In 2024, Kennedy was named a Creative Ambassador by the City of San Jose's Office of Cultural Affairs, producing a creative project that invites active participation from residents and celebrates the diversity of San Jose's cultural communities. Her project, The Broadside Art and Poetry Project, offers public workshops where San Jose residents produce customized broadsides, giving voice to a wide variety of creative people in the San Jose community.

==Publications==

In 2016 Kennedy published Nature Speaks: Art and Poetry for the Earth (White Cloud Press). It won the 2017 Eric Hoffer and Silver Nautilus poetry book awards for its use of combined visual art and poetry highlighting natural and ecological themes. Nature Speaks was also reviewed by Helen Dumont for the August 2017 edition of the Midwest Book Review. As featured in Gravel Magazine, her work includes projects such as "Plankton Follies", a cento, or a poem created from lines of existing writing.

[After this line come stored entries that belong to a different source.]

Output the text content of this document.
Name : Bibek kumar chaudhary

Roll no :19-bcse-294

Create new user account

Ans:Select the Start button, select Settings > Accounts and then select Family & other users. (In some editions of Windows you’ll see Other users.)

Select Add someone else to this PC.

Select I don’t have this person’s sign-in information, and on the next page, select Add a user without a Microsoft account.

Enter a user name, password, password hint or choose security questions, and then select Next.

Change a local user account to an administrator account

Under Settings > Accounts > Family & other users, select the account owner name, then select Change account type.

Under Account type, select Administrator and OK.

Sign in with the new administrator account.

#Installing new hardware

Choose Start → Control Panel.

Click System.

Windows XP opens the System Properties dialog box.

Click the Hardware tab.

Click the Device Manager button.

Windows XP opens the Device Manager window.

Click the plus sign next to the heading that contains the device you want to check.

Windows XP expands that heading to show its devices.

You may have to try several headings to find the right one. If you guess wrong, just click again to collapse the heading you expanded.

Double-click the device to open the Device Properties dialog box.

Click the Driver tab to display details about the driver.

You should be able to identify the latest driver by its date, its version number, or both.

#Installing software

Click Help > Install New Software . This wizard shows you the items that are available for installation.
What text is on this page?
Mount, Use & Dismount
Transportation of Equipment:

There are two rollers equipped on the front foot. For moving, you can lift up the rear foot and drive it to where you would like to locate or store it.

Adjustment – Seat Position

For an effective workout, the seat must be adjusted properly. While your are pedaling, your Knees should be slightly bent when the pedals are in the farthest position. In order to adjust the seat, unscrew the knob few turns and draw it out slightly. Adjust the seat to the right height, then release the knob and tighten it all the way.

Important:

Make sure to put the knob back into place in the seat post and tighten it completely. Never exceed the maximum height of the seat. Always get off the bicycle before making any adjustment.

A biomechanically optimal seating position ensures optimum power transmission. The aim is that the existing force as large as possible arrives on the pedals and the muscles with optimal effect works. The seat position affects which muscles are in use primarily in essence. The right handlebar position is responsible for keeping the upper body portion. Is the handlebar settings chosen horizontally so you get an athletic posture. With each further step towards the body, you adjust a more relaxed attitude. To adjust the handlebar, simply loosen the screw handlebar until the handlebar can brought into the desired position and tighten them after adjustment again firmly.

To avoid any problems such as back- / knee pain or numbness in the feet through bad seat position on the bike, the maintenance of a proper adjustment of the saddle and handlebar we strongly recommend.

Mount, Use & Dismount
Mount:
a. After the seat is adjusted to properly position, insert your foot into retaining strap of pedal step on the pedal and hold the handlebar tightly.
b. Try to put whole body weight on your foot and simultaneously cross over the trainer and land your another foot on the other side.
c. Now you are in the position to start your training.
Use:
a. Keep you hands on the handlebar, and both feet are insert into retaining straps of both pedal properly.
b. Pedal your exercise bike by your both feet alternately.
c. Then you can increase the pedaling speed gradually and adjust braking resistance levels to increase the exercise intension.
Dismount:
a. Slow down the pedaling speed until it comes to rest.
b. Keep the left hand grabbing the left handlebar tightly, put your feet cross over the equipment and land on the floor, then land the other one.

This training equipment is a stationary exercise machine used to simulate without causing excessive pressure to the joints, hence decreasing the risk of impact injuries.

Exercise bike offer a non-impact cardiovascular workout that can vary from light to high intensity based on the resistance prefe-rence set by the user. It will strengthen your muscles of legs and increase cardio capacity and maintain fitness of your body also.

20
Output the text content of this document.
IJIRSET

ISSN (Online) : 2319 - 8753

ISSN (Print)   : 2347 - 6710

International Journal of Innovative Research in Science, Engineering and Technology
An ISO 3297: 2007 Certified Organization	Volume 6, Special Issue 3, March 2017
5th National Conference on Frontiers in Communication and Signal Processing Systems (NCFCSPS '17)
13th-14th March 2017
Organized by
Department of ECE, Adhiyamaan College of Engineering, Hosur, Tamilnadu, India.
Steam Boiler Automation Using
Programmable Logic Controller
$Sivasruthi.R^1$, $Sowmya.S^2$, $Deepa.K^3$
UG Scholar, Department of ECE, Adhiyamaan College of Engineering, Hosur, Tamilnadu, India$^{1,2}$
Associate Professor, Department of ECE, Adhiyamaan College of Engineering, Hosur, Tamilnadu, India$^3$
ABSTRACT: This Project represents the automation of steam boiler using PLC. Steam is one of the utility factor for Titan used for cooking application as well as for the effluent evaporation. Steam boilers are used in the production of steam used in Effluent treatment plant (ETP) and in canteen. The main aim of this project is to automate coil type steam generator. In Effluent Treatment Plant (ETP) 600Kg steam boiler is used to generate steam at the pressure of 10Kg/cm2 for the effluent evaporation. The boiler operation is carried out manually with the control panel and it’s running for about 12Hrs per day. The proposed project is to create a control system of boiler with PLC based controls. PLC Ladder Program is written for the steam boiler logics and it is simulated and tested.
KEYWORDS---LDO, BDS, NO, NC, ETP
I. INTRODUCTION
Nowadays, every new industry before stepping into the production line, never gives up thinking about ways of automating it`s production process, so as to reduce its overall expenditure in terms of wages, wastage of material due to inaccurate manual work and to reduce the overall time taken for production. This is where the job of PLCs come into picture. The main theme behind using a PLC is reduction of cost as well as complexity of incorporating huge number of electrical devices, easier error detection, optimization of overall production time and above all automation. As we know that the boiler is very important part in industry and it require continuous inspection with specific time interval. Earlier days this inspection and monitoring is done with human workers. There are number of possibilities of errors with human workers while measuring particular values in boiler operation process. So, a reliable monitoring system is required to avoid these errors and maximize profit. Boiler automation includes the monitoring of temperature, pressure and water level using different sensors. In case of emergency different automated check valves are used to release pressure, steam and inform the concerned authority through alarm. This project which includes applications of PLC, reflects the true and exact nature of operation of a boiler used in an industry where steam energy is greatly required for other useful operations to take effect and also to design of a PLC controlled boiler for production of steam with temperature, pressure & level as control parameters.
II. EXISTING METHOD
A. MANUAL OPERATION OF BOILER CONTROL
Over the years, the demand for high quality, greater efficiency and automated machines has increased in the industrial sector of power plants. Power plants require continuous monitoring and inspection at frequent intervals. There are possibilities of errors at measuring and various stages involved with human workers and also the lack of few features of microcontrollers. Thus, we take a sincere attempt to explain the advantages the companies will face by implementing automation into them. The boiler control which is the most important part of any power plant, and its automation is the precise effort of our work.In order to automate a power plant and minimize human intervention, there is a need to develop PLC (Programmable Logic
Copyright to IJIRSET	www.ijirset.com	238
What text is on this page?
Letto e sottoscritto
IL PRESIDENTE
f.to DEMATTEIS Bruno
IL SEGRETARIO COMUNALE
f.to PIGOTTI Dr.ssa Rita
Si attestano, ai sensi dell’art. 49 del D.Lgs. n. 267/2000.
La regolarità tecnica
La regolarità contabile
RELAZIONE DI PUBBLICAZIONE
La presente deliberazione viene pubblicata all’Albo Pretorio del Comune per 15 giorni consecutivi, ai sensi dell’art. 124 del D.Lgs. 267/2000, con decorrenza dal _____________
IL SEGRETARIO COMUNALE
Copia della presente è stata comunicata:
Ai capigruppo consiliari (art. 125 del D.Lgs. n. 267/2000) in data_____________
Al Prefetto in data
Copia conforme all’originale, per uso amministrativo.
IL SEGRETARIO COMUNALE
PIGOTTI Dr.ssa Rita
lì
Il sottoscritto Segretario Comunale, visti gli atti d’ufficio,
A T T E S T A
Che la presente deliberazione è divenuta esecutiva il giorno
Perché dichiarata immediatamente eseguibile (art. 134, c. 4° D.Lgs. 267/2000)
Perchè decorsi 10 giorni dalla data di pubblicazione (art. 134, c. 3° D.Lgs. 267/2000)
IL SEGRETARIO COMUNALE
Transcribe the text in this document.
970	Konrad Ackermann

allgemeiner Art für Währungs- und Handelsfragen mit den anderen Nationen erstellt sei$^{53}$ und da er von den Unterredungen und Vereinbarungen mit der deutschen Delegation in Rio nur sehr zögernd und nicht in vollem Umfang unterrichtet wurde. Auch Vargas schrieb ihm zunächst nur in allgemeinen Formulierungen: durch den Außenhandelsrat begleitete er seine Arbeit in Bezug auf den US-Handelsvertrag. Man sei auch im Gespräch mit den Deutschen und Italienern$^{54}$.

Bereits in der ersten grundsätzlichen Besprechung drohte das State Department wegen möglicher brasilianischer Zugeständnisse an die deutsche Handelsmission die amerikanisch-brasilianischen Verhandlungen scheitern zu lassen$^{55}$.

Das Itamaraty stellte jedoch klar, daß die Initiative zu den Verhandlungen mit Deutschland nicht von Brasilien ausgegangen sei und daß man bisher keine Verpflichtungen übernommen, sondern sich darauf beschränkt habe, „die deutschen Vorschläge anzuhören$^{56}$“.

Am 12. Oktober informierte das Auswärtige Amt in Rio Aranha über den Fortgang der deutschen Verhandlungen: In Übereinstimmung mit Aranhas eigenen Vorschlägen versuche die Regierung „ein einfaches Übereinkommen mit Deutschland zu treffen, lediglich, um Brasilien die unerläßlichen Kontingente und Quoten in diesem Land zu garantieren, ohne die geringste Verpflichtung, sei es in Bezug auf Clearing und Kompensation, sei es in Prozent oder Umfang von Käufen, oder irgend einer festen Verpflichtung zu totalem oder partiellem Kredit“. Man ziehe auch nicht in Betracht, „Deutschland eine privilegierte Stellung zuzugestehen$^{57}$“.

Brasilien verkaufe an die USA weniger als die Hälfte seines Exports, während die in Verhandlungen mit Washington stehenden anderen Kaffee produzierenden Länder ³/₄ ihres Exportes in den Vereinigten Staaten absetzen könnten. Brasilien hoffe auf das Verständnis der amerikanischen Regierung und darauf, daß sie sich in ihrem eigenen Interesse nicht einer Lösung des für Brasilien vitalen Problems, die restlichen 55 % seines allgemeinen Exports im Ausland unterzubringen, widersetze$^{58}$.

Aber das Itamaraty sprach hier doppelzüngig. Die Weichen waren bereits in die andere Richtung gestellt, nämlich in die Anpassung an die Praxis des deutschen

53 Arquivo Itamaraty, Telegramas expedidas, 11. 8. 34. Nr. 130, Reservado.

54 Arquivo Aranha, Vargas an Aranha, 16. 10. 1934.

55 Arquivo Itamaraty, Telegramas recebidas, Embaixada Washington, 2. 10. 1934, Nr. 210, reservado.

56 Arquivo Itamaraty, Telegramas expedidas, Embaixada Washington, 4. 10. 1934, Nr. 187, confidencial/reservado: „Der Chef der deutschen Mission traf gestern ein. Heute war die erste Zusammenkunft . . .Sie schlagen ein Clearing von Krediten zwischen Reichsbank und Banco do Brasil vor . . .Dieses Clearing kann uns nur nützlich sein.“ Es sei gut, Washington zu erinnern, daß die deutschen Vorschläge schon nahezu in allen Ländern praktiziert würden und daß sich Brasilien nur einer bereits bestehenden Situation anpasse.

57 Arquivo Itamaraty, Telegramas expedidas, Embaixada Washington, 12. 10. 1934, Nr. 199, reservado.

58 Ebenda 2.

These poems and ink illustrations emphasize the impact of climate change on plankton while incorporating passages from Barbara W. Tuchman's The March of Folly as well as works by Richard R. Kirby and Christian Sardet.

Kennedy has also served as a contributor to other publications. Her satirical poem, Habeas Corpus, was featured in Birds Fall Silent in the Mechanical Sea, a 2019 anthology of poetry and fictional writing. "Canary: A Literary Journal of the Environmental Crisis," published her poems, First Words and Unseen in 2018. Another two of her poems, Another Day and Seven Springs were published in, "The Midwest Quarterly: A Journal of Contemporary Thought," published by Pittsburg State University in the Fall of 2020. Her poem, "Close as Blood," was published in Caesura, a journal of art and poetry printed by the Poetry Center San Jose. [Caesura, Poetry Center San Jose, Spring 2023, San Jose, CA.]